Una trappola mortale dietro l’omicidio di Matteo Mendola a Pombia

Con l’arresto del mandante si conferma l’ipotesi della trappola mortale, che sarebbe stata tesa a Matteo Mendola. La sera del 4 aprile il 33enne di Busto Arsizio era convinto di uscire per andare a commettere un furto in villa a Pombia. La vittima, infatti, era stata trovata vestita con una tuta scura. Ma una volta arrivato con i due complici nel Parco del Ticino, Mendola è stato sopraffatto e ucciso brutalmente. Sullo sfondo un movente legato alla droga. Forse dei debiti che Mendola avrebbe pagato con la vita.

Il colpo in villa era stato pianificato da Mendola e dai suoi assassini. Qualche giorno prima la vittima aveva partecipato a un sopralluogo preparatorio. Non si trattava della prima esperienza da topo d’appartamento, secondo gli inquirenti. I riscontri e le dichiarazioni raccolte danno agli investigatori le certezza che al momento della brutale esecuzione fossero presenti Antonio Lembo e Angelo Mancino. Entrambi sono reoconfessi, ma Mancino sostiene che quella sera era uscito di casa per andare a commettere il furto e che non sapesse del delitto. Ci si sarebbe trovato in mezzo.

Ma Lembo, Mancino e Giuseppe Cauchi (ritenuto il mandante, arrestato all’alba di martedì 19 settembre) sono tutti accusati di omicidio premeditato aggravato. Secondo la Procura di Novara il delitto era stato pianificato, perché avvenisse in una giornata in cui Cauchi si trovasse via da Busto, in modo tale da garantirsi un alibi. E così è stato.

Mendola conosceva l’uomo che avrebbe commissionato il suo omicidio. Entrambi facevano parte della comunità gelese di Busto Arsizio, si erano frequentati e avevano amicizie in comune. Fra Lembo, Mancino e Cauchi c’erano dei rapporti di lavoro. Mancino, originario del centro Italia, si era trasferito al Nord proprio per andare a lavorare per Cauchi nel settore edile.

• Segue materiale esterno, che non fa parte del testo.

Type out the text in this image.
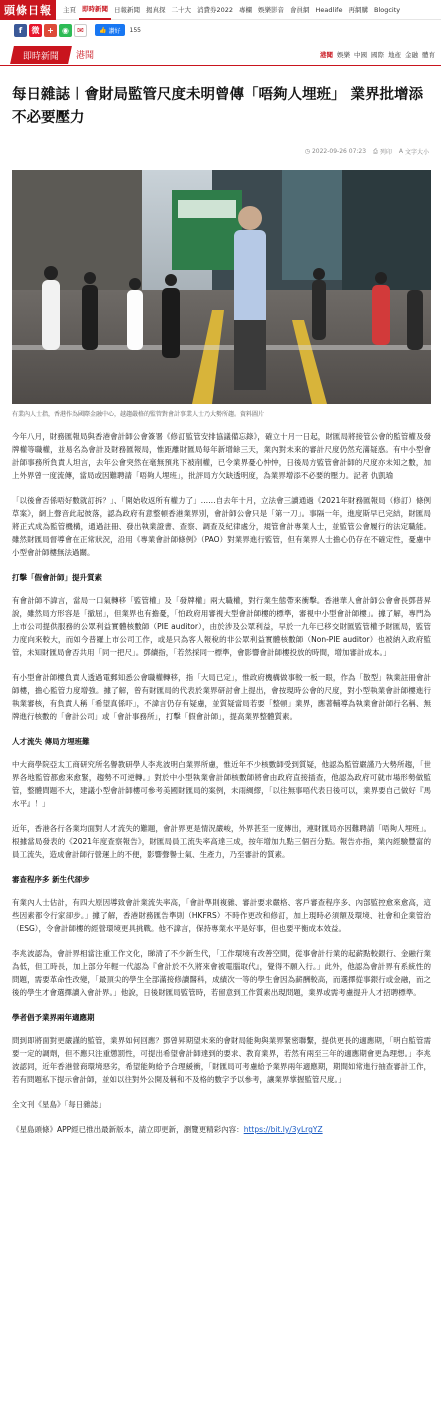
頭條日報	主頁 即時新聞 日報新聞 揭真探 二十大 消費券2022 專欄 娛樂影音 會員網 Headlife 再網購 Blogcity
f	微 +	◉	✉	👍 讚好 155
即時新聞 港聞	港聞 娛樂 中國 國際 地產 金融 體育
每日雜誌︱會財局監管尺度未明曾傳「唔夠人埋班」 業界批增添不必要壓力
◷ 2022-09-26 07:23 ⎙ 列印 A 文字大小
有業內人士指，香港作為國際金融中心，越趨嚴格的監管對會計事業人士乃大勢所趨。資料圖片

今年八月，財務匯報局與香港會計師公會簽署《修訂監管安排協議備忘錄》，確立十月一日起，財匯局將接管公會的監管權及發牌權等職權，並易名為會計及財務匯報局，惟距離財匯局每年新增餘三天，業內對未來的審計尺度仍然充滿疑惑。有中小型會計師事務所負責人坦言，去年公會突然在毫無預兆下被削權，已令業界憂心忡忡，日後局方監管會計師的尺度亦未知之數，加上外界曾一度流傳，當局或因難聘請「唔夠人埋班」，批評局方欠缺透明度，為業界增添不必要的壓力。記者 仇凱瑜

「以後會否係唔好數就訂拆？」、「開始收返所有權力了」……自去年十月，立法會三讀通過《2021年財務匯報局（修訂）條例草案》，網上聲音此起彼落，認為政府有意整頓香港業界別，會計師公會只是「第一刀」。事隔一年，進度斯早已完結，財匯局將正式成為監管機構，通過註冊、發出執業證書、查察、調查及紀律處分，規管會計專業人士，並監管公會履行的法定職能。雖然財匯局督導會在正常狀況，沿用《專業會計師條例》（PAO）對業界進行監管，但有業界人士擔心仍存在不確定性，憂慮中小型會計師樓無法過關。

打擊「假會計師」提升質素

有會計師不諱言，當局一口氣轉移「監管權」及「發牌權」兩大職權，對行業生態帶來衝擊。香港華人會計師公會會長鄧普昇說，雖然局方形容是「撤屈」，但業界也有擔憂，「怕政府用審視大型會計師樓的標準，審視中小型會計師樓」。據了解，專門為上市公司提供服務的公眾利益實體核數師（PIE auditor），由於涉及公眾利益，早於一九年已移交財匯監管權予財匯局，監管力度向來較大，而如今普羅上市公司工作，或是只為客人報稅的非公眾利益實體核數師（Non-PIE auditor）也被納入政府監管，未知財匯局會否共用「同一把尺」。鄧續指，「若然採同一標準，會影響會計師樓投放的時間，增加審計成本。」

有小型會計師樓負責人透過電郵知悉公會職權轉移，指「大局已定」，惟政府機構做事較一板一眼，作為「散型」執業註冊會計師樓，擔心監管力度增強。據了解，曾有財匯局的代表於業界研討會上提出，會按現時公會的尺度，對小型執業會計師樓進行執業審核，有負責人稱「希望真係吓」，不諱言仍存有疑慮，並質疑當局若要「整頓」業界，應著輔導為執業會計師行名稱、無牌進行核數的「會計公司」或「會計事務所」，打擊「假會計師」，提高業界整體質素。

人才流失 傳局方埋班難

中大商學院亞太工商研究所名譽教研學人李兆波明白業界所慮，惟近年不少核數師受到質疑，他認為監管嚴謹乃大勢所趨，「世界各地監管都愈來愈緊，趨勢不可逆轉。」對於中小型執業會計師核數師將會由政府直接插查，他認為政府可就市場形勢做監管，整體問題不大，建議小型會計師樓可參考美國財匯局的案例，未雨綢繆，「以往無事唔代表日後可以，業界要自己做好『馬水平』！」

近年，香港各行各業均面對人才流失的難題，會計界更是情況嚴峻，外界甚至一度傳出，連財匯局亦因難聘請「唔夠人埋班」。根據當局發表的《2021年度查察報告》，財匯局員工流失率高達三成，按年增加九點三個百分點。報告亦指，業內經驗豐富的員工流失，造成會計師行營運上的不便，影響聲譽士氣、生產力，乃至審計的質素。

審查程序多 新生代卻步

有業內人士估計，有四大原因導致會計業流失率高，「會計準則複雜、審計要求嚴格、客戶審查程序多、內部監控愈來愈高，這些因素都令行家卻步。」據了解，香港財務匯告準則（HKFRS）不時作更改和修訂，加上現時必須額及環境、社會和企業管治（ESG），令會計師樓的經營環境更具挑戰。他不諱言，保持專業水平是好事，但也要平衡成本效益。

李兆波認為，會計界相當注重工作文化，睇清了不少新生代，「工作環境有改善空間，從事會計行業的起薪點較銀行、金融行業為低，但工時長，加上部分年輕一代認為『會計於不久將來會被電腦取代』，覺得不願入行。」此外，他認為會計界有系統性的問題，需要革命性改變，「最頂尖的學生全部滿接修讀醫科，成績次一等的學生會因為薪酬較高，而選擇從事銀行或金融，而之後的學生才會選擇讀入會計界。」他說，日後財匯局監管時，若留意到工作質素出現問題，業界或需考慮提升人才招聘標準。

學者倡予業界兩年適應期

問到即將面對更嚴謹的監管，業界如何回應？鄧曾昇期望未來的會財局能夠與業界緊密聯繫，提供更長的適應期，「明白監管需要一定的調劑，但不應只注重懲罰性，可提出希望會計師達到的要求、教育業界，若然有兩至三年的適應期會更為理想。」李兆波認同，近年香港營商環境惡劣，希望能夠給予合理緩衝，「財匯局可考慮給予業界兩年適應期，期間如常進行抽查審計工作，若有問題私下提示會計師，並如以往對外公開及稱和不及格的數字予以參考，讓業界掌握監管尺度。」

全文刊《星島》「每日雜誌」

《星島頭條》APP經已推出最新版本，請立即更新，瀏覽更精彩內容：https://bit.ly/3yLrgYZ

Matteo Mendola, con alle spalle piccoli precedenti per droga, risultava disoccupato. In passato aveva gestito un’attività legata alla telefonia a Busto Arsizio, poi chiusa repentinamente per motivi poco chiari. Persino la moglie, sentita durante le indagini, non è stata in grado di riferire agli investigatori quale fosse l’occupazione del marito prima dell’uccisione.